In fact, if it weren't for the sounds of the trees creaking and the agitated horses voicing their discontent from below her window, Tia might have remained oblivious to the wind, waking only once the sun created its prisms through the crystals of ice that crawled over the windows in this room, showering her bedspread with slats of pink and blue and yellow and green.
She had slept very, very soundly. She attributed the depth of her slumber primarily to the quantity of cider she'd consumed last night. She had indulged deeply, the core of warmth spreading through her middle as she drank, each sip bringing her a little closer to imagining she was a member of the Somers family. It was hard to avoid wishing for such a thing as she watched them interact by firelight. What must it be like to belong to a family like this one? What must it be like to have a marriage like each of the Somers siblings had managed to create?
Despite all the years she had spent next to Glory, who had always been rightfully hailed as the most beautiful of Mrs. Arlington's pupils, last night was the first time she had ever envied her. Watching her rib and laugh with her husband, snuggled into his lap, exchanging barbs and kisses as easily as breathing had been akin to witnessing a fairy tale come to life for Tia.
Is that what she had fled on the morning of her would-be wedding?

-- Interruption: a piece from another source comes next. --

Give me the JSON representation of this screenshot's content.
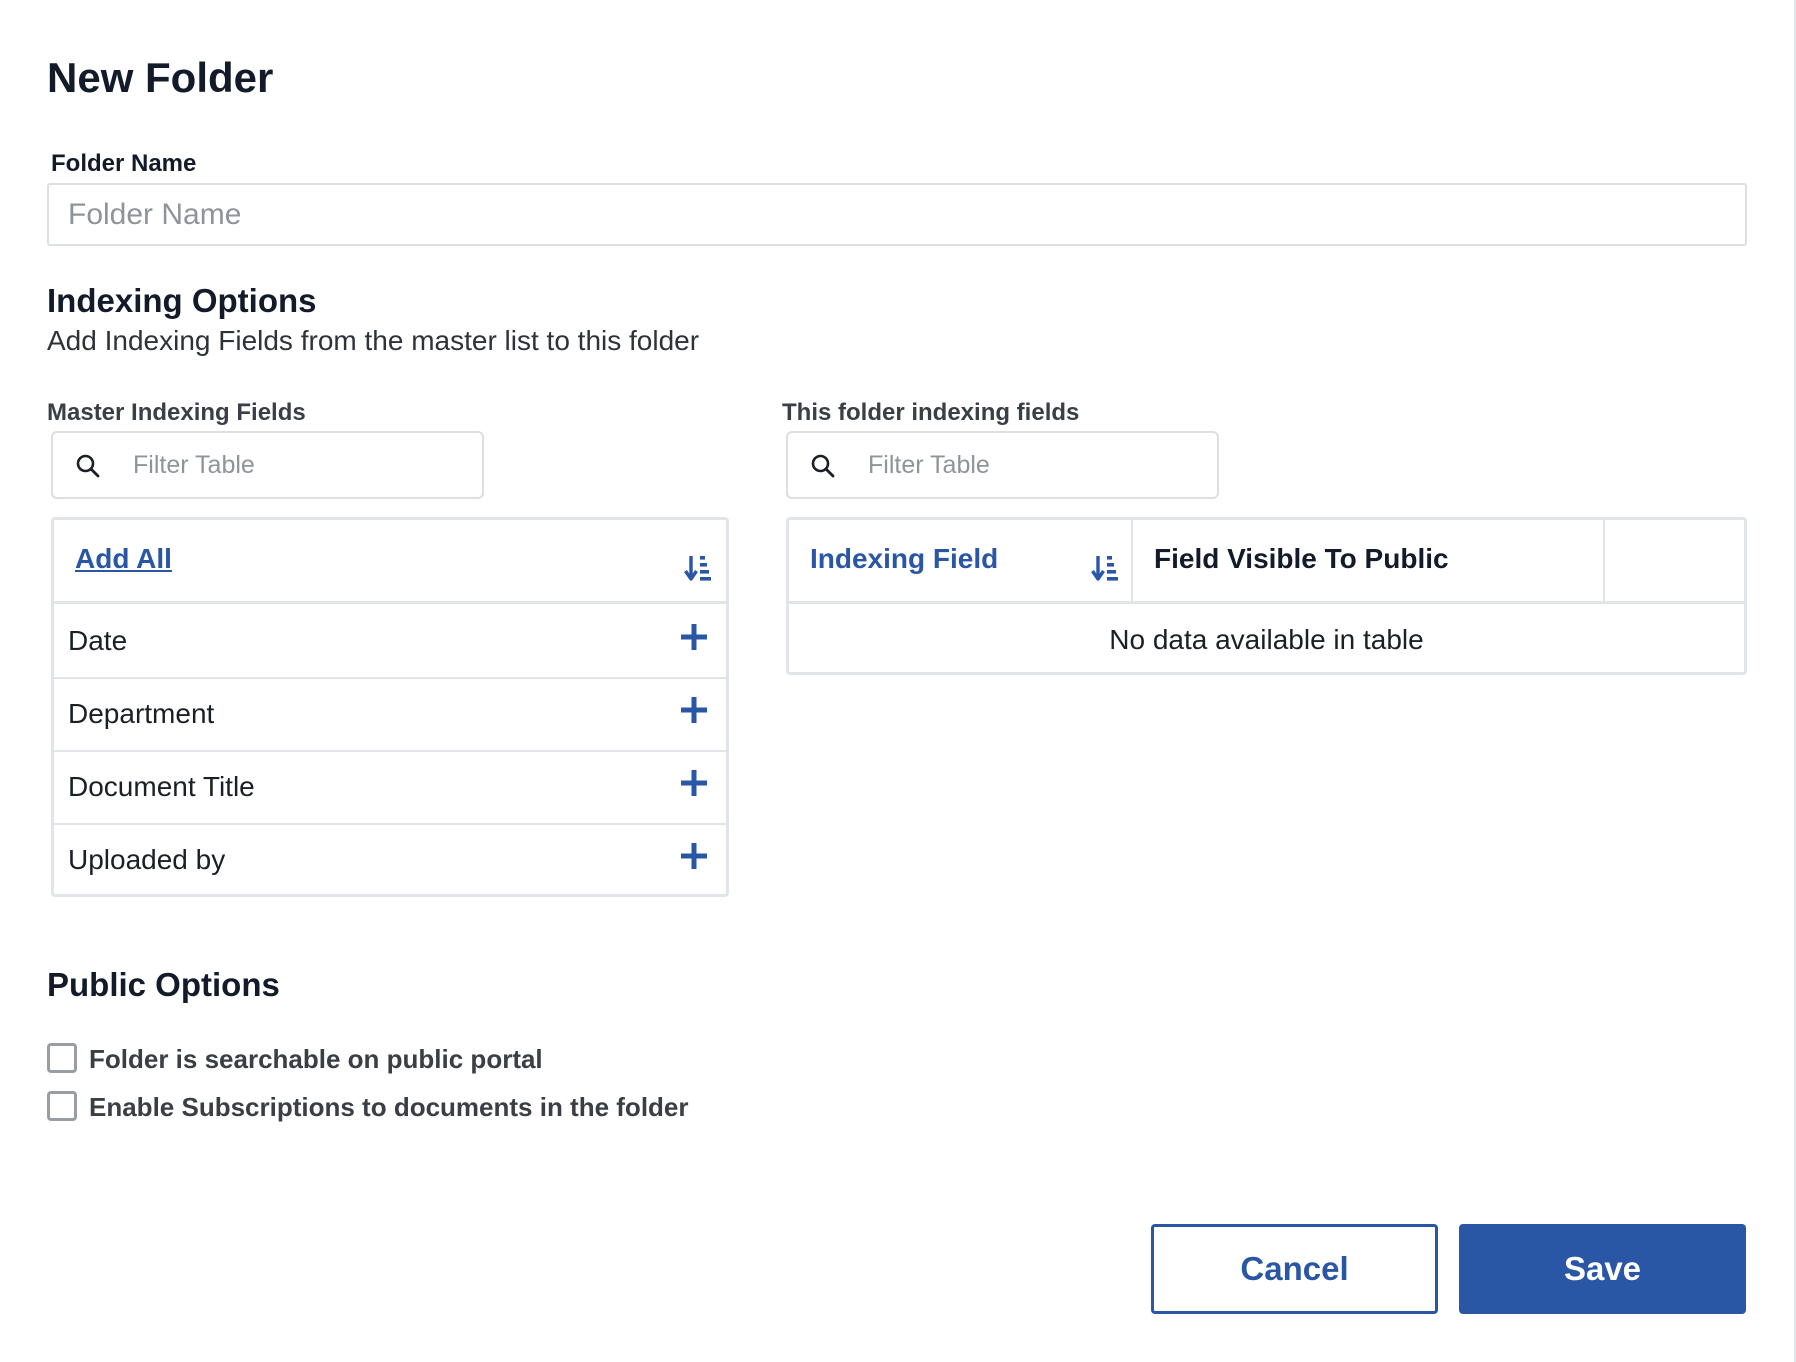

Is that what she had forsaken in her fear?
She rolled her face into the downy embrace of her pillow, attempting to conjure up the features of the man she had been set to wed. She willed into being an image of herself, curled into the lap of a husband, warm and safe and cherished, and she realized that she could not remember the baron's face at all. She could not even recall the color of his eyes.
As though it were an entity all its own, her mind filled in the blankness of the man in this tableau with one whose features she knew all too well, taunting her with how badly she wanted him. She knew she was being unreasonable, imagining such intimacy with a certain marquis.
Yes, he seemed all too willing to hold her in any way she liked, but that was all. There was more to what she had witnessed between those couples last night than the spark of physical passion, though that spark was indeed delicious and all-consuming.
Inevitable, he had said. And secretly, she agreed.
If she hadn't drifted so immediately and heavily into slumber last night, she had no doubt that she would have wandered out into the halls again, hoping to find him in that little reading nook, his features cast into rugged shadow by the night as he waited for her. If she was ruined already, then what harm could indulging in such a thing really do? Though, one had to imagine that when a man of a certain standing entered into such an illicit understanding with a lady, the lady in question was rather more experienced and pleasing to tryst with than Tia herself could claim to be.
In truth, she was woefully unprepared for the marital bed, and her mother had balked at giving her any information whatsoever, even on the night before her imminent nuptials. Perhaps that, too, was why she had run.
If Nana were still alive, she could have asked her anything at all. Why hadn't she, before it was too late? Why had she assumed that Nana would always be in her cottage, with warm tea and fresh bread on the table, a smile on her face, and an ear for Tia's worries, forever and ever?
Women like Nana were meant to be invincible, weren't they? Resilient. Not susceptible to such common dangers as mortality, and certainly not in the path of such mundane evils as pneumonia.